What does your goodreads library say about you?
I’ve been recording the books that I’ve read in a csv since 2017 and decided to switch over to using the Goodreads website in 2019. While I don’t find Goodreads particularly great at recommmending books, I do like the idea of using the data available to better understand reading habits. Before I would painstakingly add genre information and fill out information about the author and book for each entry, but goodreads provides a simple way to export your data.
In order to make the most of the data exported from Goodreads, Paul Klinger made a nice python script to scrap genre information from the website.
Import the data
Booklist <-
read_csv(
here::here(
"content",
"post",
"2021-05-24-what-does-your-goodreads-library-say-about-you",
"goodreads_library_export.csv"
)
)
Tidy the data
read_Booklist <- Booklist %>%
subset(Booklist$`Exclusive Shelf` == "read") %>%
mutate(genre_quorum = sub("\\|.*", "", genres))
short_Booklist <- read_Booklist %>%
subset(read_Booklist$Author %in% names(sort(table(Booklist$Author), decreasing = T))[1:30])

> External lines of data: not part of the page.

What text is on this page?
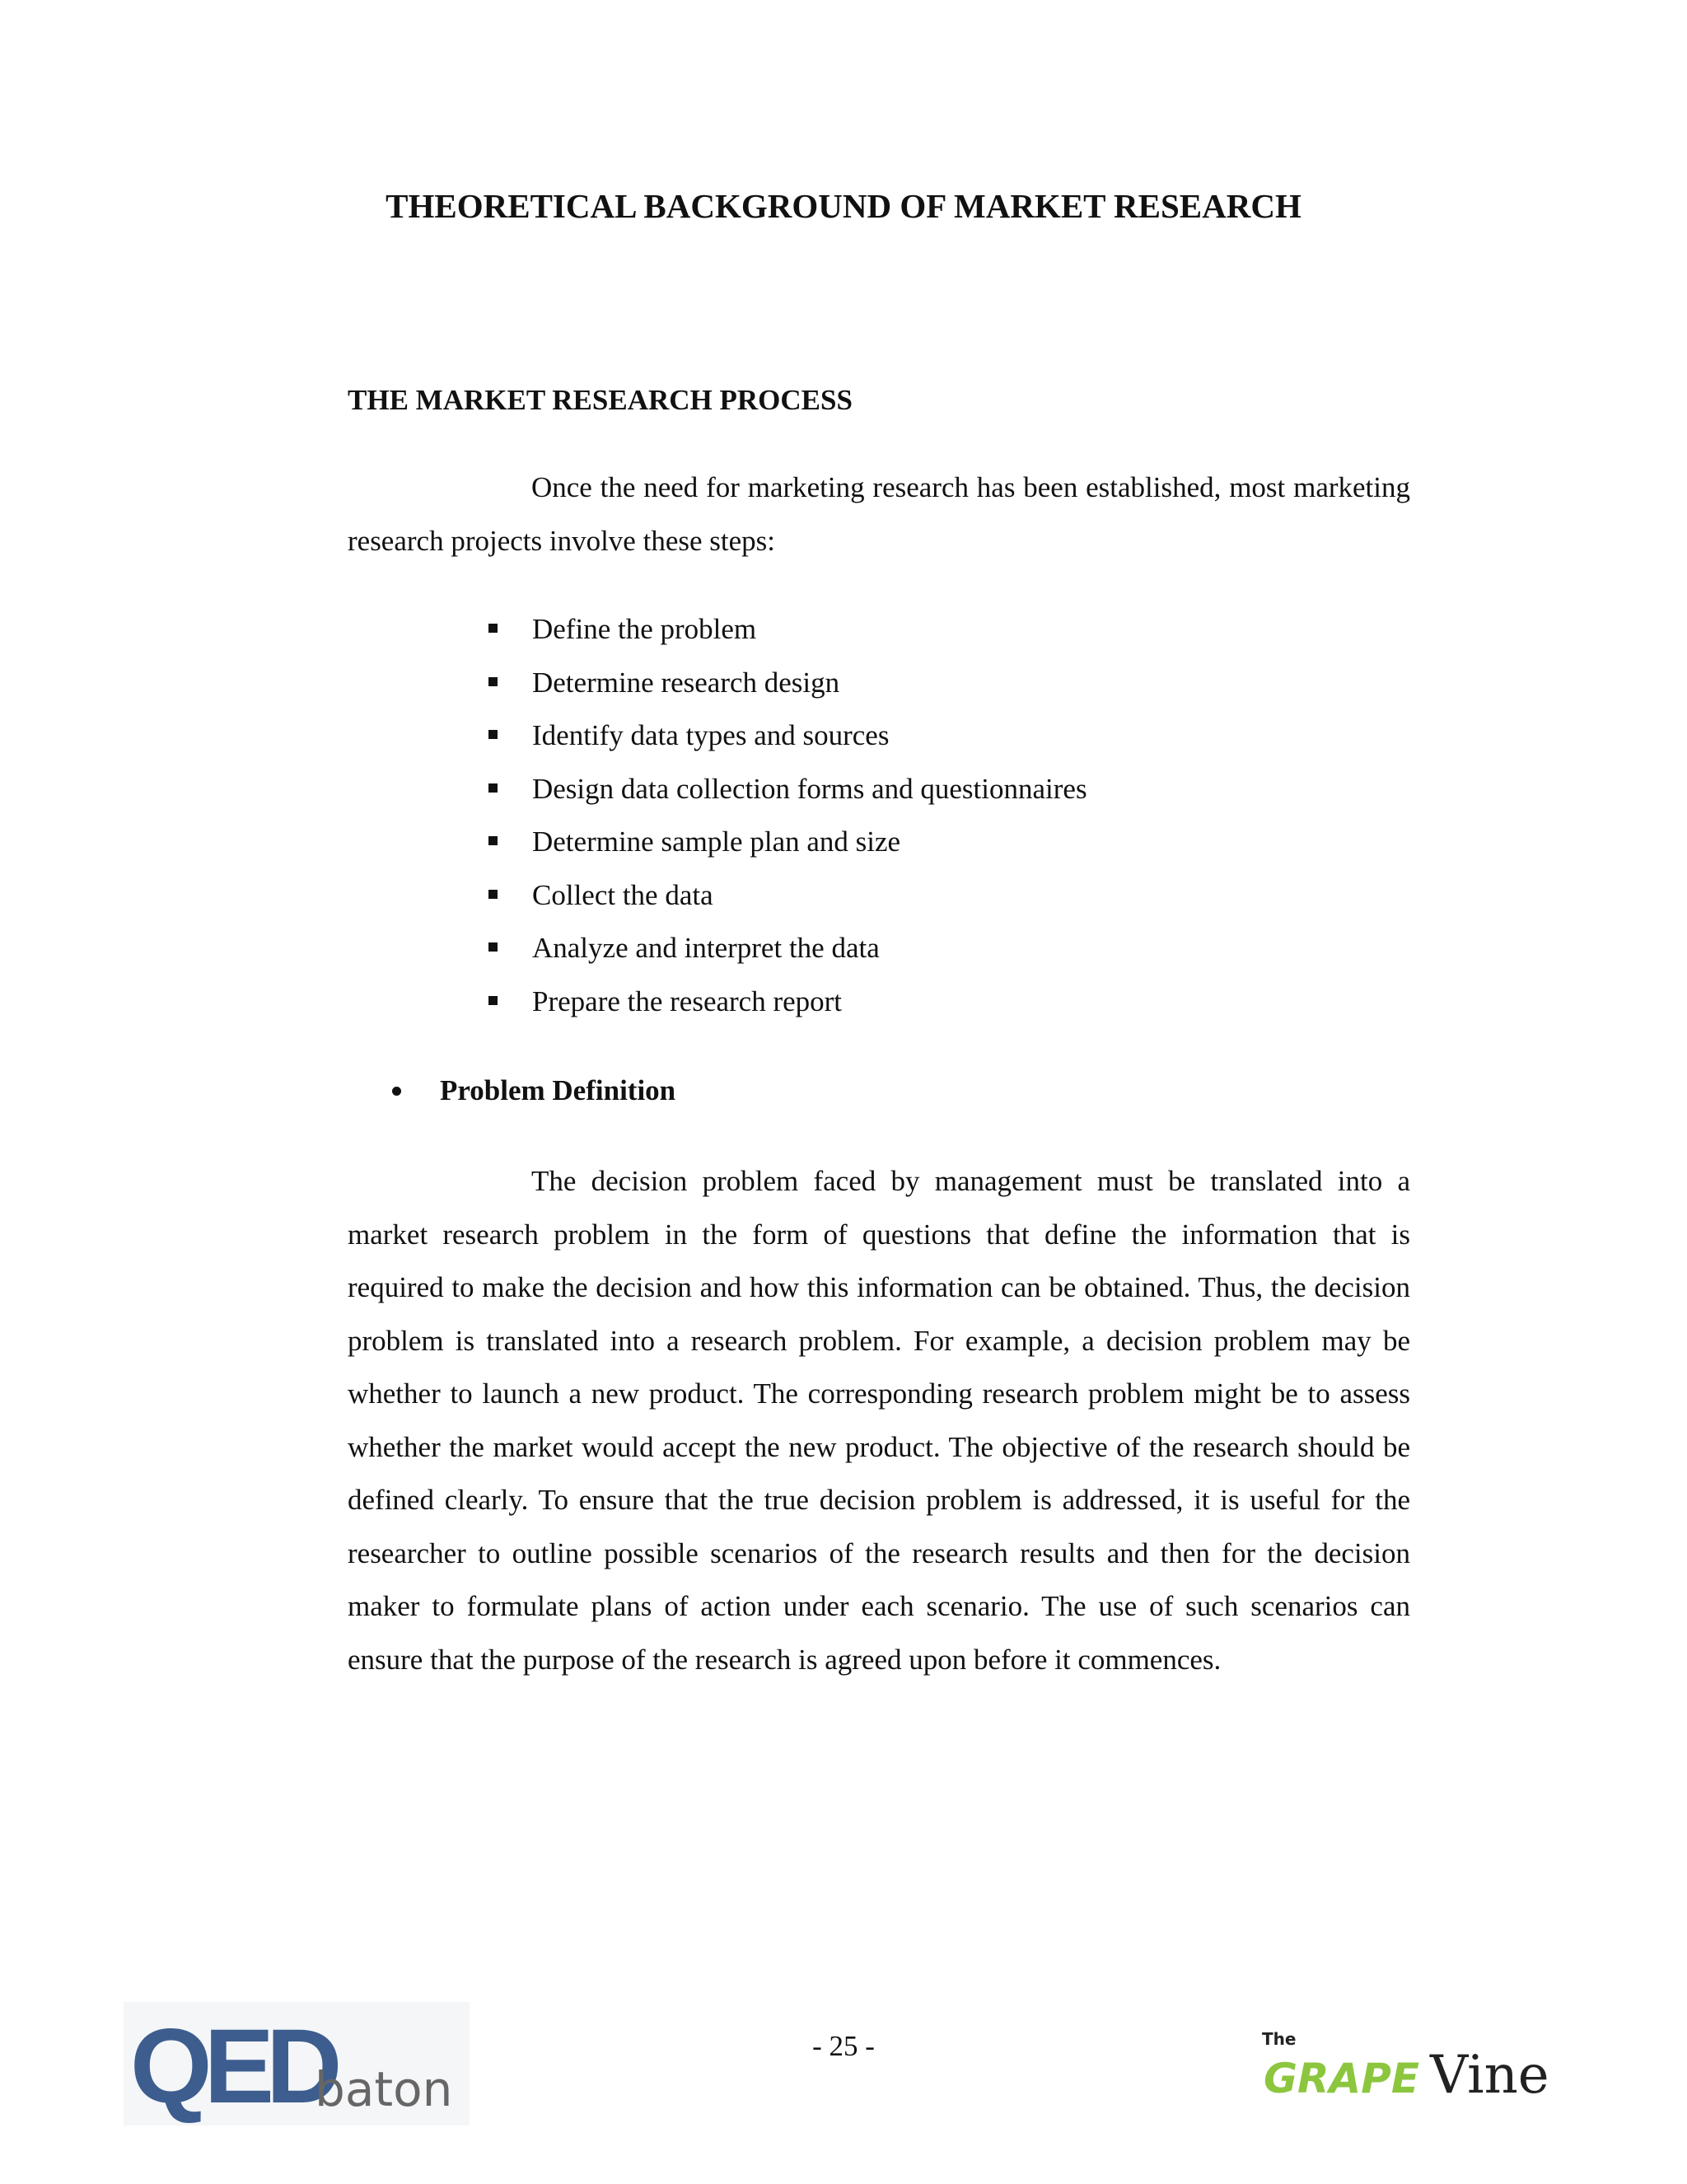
THEORETICAL BACKGROUND OF MARKET RESEARCH
THE MARKET RESEARCH PROCESS

Once the need for marketing research has been established, most marketing research projects involve these steps:

Define the problem
Determine research design
Identify data types and sources
Design data collection forms and questionnaires
Determine sample plan and size
Collect the data
Analyze and interpret the data
Prepare the research report
Problem Definition

The decision problem faced by management must be translated into a market research problem in the form of questions that define the information that is required to make the decision and how this information can be obtained. Thus, the decision problem is translated into a research problem. For example, a decision problem may be whether to launch a new product. The corresponding research problem might be to assess whether the market would accept the new product. The objective of the research should be defined clearly. To ensure that the true decision problem is addressed, it is useful for the researcher to outline possible scenarios of the research results and then for the decision maker to formulate plans of action under each scenario. The use of such scenarios can ensure that the purpose of the research is agreed upon before it commences.

QED
baton
- 25 -	The
GRAPE Vine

#Turning Completion date into a date format R can recognize
read_Booklist$`Date Added` <- as.Date(read_Booklist$`Date Added`,
format = "%y-%m-%d")
read_Booklist$yearmonth <- as.yearmon(read_Booklist$`Date Added`)

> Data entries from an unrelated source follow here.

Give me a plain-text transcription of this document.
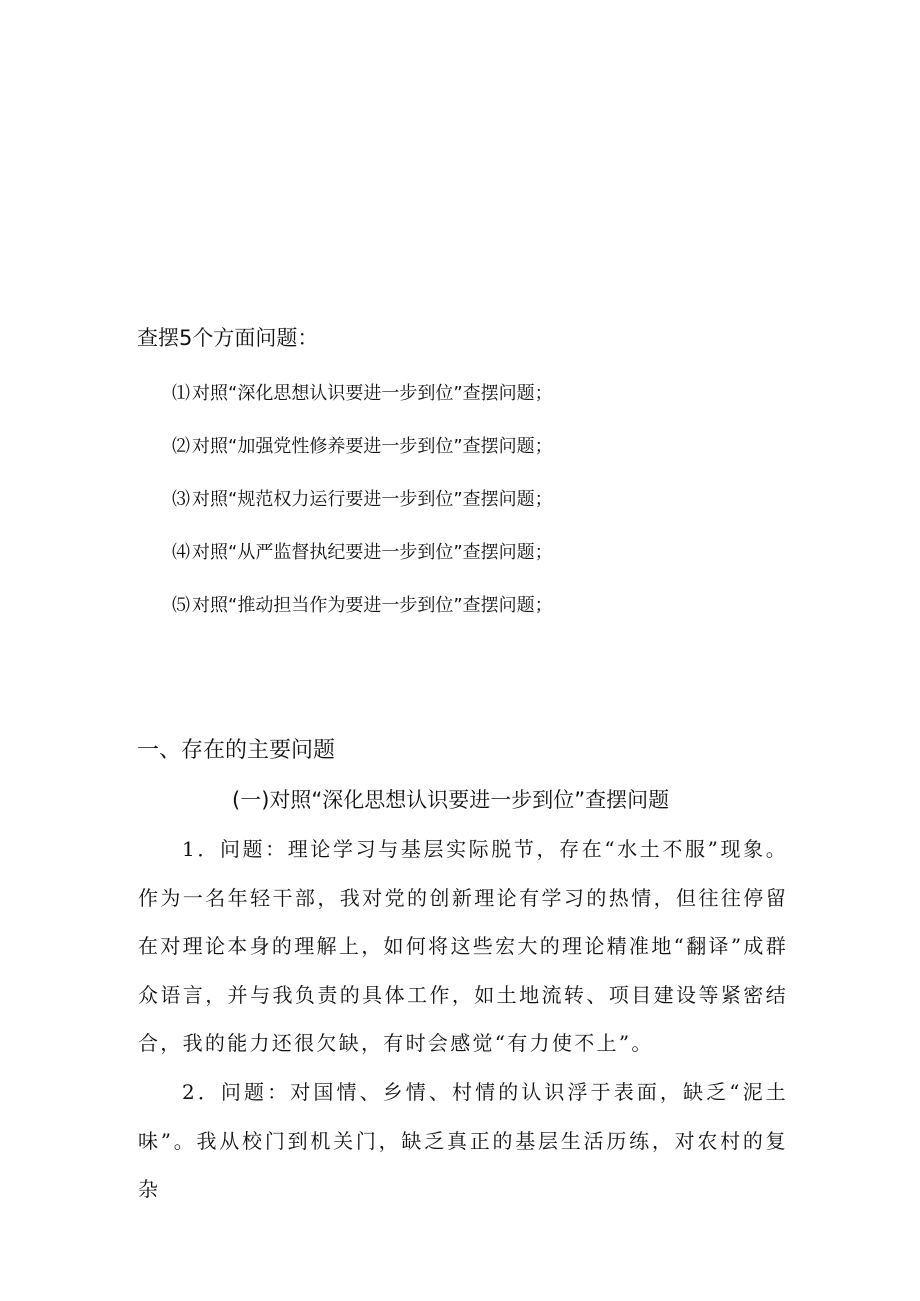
查摆5个方面问题：
⑴ 对照“深化思想认识要进一步到位”查摆问题；
⑵ 对照“加强党性修养要进一步到位”查摆问题；
⑶ 对照“规范权力运行要进一步到位”查摆问题；
⑷ 对照“从严监督执纪要进一步到位”查摆问题；
⑸ 对照“推动担当作为要进一步到位”查摆问题；
一、存在的主要问题
(一)对照“深化思想认识要进一步到位”查摆问题

1．问题：理论学习与基层实际脱节，存在“水土不服”现象。作为一名年轻干部，我对党的创新理论有学习的热情，但往往停留在对理论本身的理解上，如何将这些宏大的理论精准地“翻译”成群众语言，并与我负责的具体工作，如土地流转、项目建设等紧密结合，我的能力还很欠缺，有时会感觉“有力使不上”。

2．问题：对国情、乡情、村情的认识浮于表面，缺乏“泥土味”。我从校门到机关门，缺乏真正的基层生活历练，对农村的复杂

read_Booklist$yearmonthf <- factor(read_Booklist$`Date Added`)
#Making a Week number column
read_Booklist$week <-
as.numeric(strftime(read_Booklist$`Date Added`, format = "%V"))

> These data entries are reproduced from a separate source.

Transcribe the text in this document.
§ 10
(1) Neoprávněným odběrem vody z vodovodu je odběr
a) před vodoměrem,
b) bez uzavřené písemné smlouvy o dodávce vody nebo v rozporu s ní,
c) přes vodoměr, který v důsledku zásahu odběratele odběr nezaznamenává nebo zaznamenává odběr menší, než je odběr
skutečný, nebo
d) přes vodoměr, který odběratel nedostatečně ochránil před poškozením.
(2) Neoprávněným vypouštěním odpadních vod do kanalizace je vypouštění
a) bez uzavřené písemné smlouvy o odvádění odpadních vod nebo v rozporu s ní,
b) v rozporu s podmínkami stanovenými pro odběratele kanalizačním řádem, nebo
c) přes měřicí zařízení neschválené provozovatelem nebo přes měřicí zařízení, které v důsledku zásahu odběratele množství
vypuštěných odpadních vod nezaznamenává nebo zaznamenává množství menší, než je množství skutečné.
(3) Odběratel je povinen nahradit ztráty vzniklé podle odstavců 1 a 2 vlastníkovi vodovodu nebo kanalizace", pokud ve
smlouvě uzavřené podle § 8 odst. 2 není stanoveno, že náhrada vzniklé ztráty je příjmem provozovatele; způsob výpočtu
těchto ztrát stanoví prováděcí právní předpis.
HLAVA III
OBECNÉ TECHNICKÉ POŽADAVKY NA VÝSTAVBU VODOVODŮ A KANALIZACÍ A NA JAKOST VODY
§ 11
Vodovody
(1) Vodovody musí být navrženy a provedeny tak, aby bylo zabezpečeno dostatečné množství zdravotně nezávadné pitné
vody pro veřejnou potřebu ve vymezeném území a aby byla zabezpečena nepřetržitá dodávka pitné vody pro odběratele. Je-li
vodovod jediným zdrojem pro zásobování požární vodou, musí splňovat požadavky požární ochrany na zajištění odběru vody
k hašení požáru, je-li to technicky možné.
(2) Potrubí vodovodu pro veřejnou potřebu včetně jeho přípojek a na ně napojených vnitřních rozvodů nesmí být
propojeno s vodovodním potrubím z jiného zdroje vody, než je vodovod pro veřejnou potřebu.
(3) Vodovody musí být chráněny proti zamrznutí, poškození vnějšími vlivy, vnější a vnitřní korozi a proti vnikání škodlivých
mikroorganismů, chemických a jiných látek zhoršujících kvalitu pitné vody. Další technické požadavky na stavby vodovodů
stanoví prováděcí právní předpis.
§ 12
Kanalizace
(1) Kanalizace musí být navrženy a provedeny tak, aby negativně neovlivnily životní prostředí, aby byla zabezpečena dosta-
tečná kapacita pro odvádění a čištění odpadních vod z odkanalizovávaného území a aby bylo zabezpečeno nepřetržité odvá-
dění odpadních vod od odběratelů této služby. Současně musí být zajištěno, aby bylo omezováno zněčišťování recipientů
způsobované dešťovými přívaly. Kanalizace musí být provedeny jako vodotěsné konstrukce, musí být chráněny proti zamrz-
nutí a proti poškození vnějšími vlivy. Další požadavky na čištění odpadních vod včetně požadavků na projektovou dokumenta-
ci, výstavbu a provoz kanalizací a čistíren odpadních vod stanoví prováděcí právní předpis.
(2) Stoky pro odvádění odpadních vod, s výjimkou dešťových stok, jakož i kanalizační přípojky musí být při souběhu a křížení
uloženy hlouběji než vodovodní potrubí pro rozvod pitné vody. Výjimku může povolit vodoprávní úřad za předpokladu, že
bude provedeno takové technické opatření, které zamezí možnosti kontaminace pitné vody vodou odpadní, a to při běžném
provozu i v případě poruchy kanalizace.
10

# Making a month number column then creating a factor abbreviated month column. I found the factor step necessary to maintain order
read_Booklist$month <-
as.numeric(strftime(read_Booklist$`Date Added`, format = "%m"))
read_Booklist$monthf <-
factor(
read_Booklist$month,
levels = as.character(1:12),
labels = c(
"Jan",
"Feb",
"Mar",
"Apr",
"May",
"Jun",
"Jul",
"Aug",
"Sep",
"Oct",
"Nov",
"Dec"
),
ordered = TRUE
)
#Repeating above for weekdays
read_Booklist$weekday <-
strftime(read_Booklist$`Date Added`, format = "%w")
read_Booklist$weekdayf <-
factor(
read_Booklist$weekday,
levels = rev(0:6),
labels = rev(c(
"Sun", "Mon", "Tue", "Wed", "Thu", "Fri", "Sat"
)),
ordered = TRUE
)
read_Booklist$year <-
strftime(read_Booklist$`Date Added`, format = "%Y")
summarized_Booklist <- read_Booklist %>%
group_by(genre_quorum) %>%
dplyr::summarise(Count = n()) %>%
arrange(-Count)
calendar <- read_Booklist %>%
mutate(monthweek = 1 + week - min(week)) %>%
subset(year > 2017) %>%
mutate(genre_quorum= factor(genre_quorum,levels = summarized_Booklist$genre_quorum))
What genres do I tend to reads?
ggplot(data=read_Booklist, aes(x=fct_infreq(genre_quorum))) +
geom_bar(stat="count",fill=c(viridis(33)))+ ylab("Number of Books")+ xlab("Goodreads Genre")+ ggtitle("Distribution of the genre of books I read") + theme_bw() + theme(axis.text.x = element_text(angle = 90, hjust = 1, vjust =0.5))
What do my readings look like?
ggplot(calendar, aes(monthweek, weekdayf)) +
geom_tile(colour = "white", aes(fill = genre_quorum)) +
facet_grid(year ~ monthf, scales = "free") +
labs(x = "Week of Month",
y = "",
title = "Finished Books Heatmap",
subtitle = "Colored by book genre frequency",
fill = "genre_quorum") + theme_bw() + scale_fill_viridis_d() +theme(legend.position = "none", axis.text.x = element_blank(), axis.ticks.x = element_blank())
If you’re interested in questions like, how does my ratings differ than the average or how many pages did I read last year, then try importing your csv into Paul Klinger’s website.